BOW & ARROW'S STORY
Our
STORY
A 2016, 2017, and 2018 semifinalist for the James Beard Foundation’s “Best Chef: South” award and winner of Food Network’s “Iron Chef Showdown” competition in 2017, Bancroft opened his second restaurant concept in Auburn, Bow & Arrow. Bow & Arrow is Bancroft’s interpretation of a South Texas smokehouse, utilizing the slow smoked meats in a variety of dishes that pay homage to his influences growing up in South Texas. Bow & Arrow serves up an assortment of smoked meats that can be enjoyed on their own with an array of traditional southern and tex mex sides like mashed potatoes and gravy, collard greens, borracho beans, and sweet corn rice.
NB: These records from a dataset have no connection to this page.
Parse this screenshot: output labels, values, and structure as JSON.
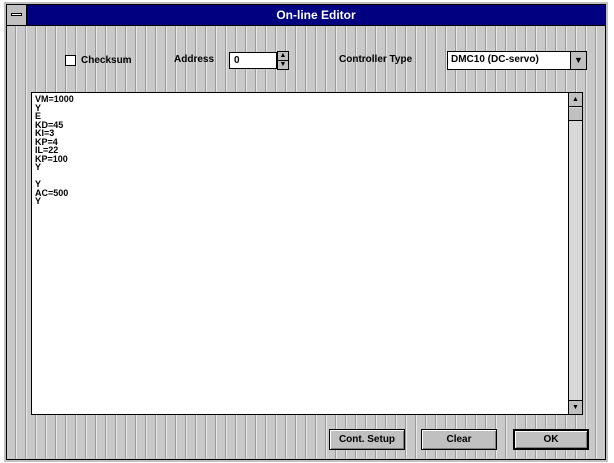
{
  "window": {
    "title": "On-line Editor"
  },
  "toolbar": {
    "checksum_label": "Checksum",
    "address_label": "Address",
    "address_value": "0",
    "controller_type_label": "Controller Type",
    "controller_type_value": "DMC10 (DC-servo)"
  },
  "editor": {
    "text": "VM=1000\nY\nE\nKD=45\nKI=3\nKP=4\nIL=22\nKP=100\nY\n\nY\nAC=500\nY"
  },
  "buttons": {
    "setup_label": "Cont. Setup",
    "clear_label": "Clear",
    "ok_label": "OK"
  }
}
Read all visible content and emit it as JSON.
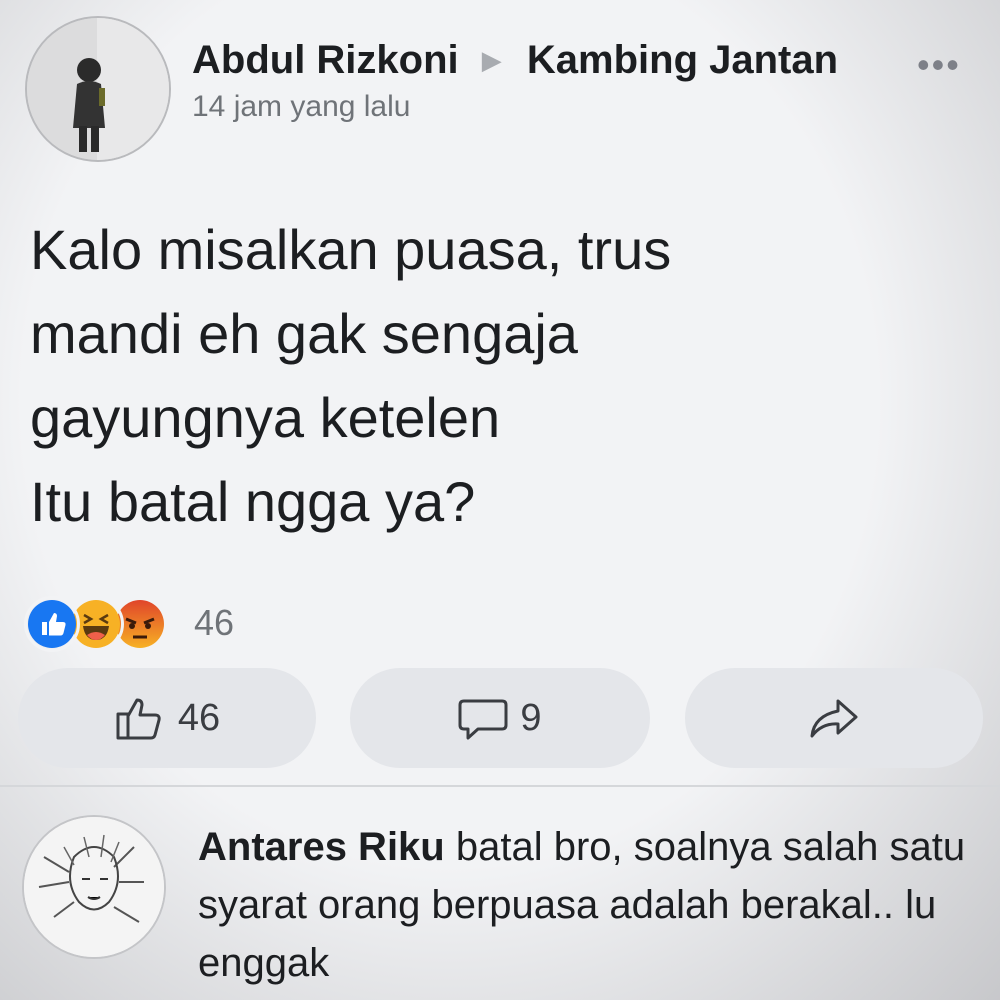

The menu also includes enchiladas, fajitas, tacos as well as a brand new cocktail menu featuring twenty-six new libations, with of course, margaritas!
OUR
INSPIRATION
Born in Alabama and raised in San Antonio, TX, David Bancroft’s passion for food began at an early age. Bancroft grew up eating some of the best cuisine the South has to offer, including Alabama’s famous white sauce BBQ and bacon collard greens, along with Texas’ crave-worthy beef brisket and breakfast tacos. Bancroft parlayed his love of food into a passion for cooking, inspired by his family’s approach to home-style dining. Bancroft spent time on the Alabama family farm hunting and fishing with his grandfather and learning how to smoke brisket and barbecue, while developing a deep appreciation and care for the meat and its procurement process. After finishing high school, Bancroft returned to his Alabama roots to attend Auburn University, where Bancroft served as the kitchen steward for his fraternity and later went on to serve as the head chef at Amsterdam Café in Auburn during his senior year. Feeling confident in his experiences and looking for a way to utilize his self-taught skills as a farmer, forager and chef, Bancroft opened Acre restaurant with his wife, Christin in August 2013.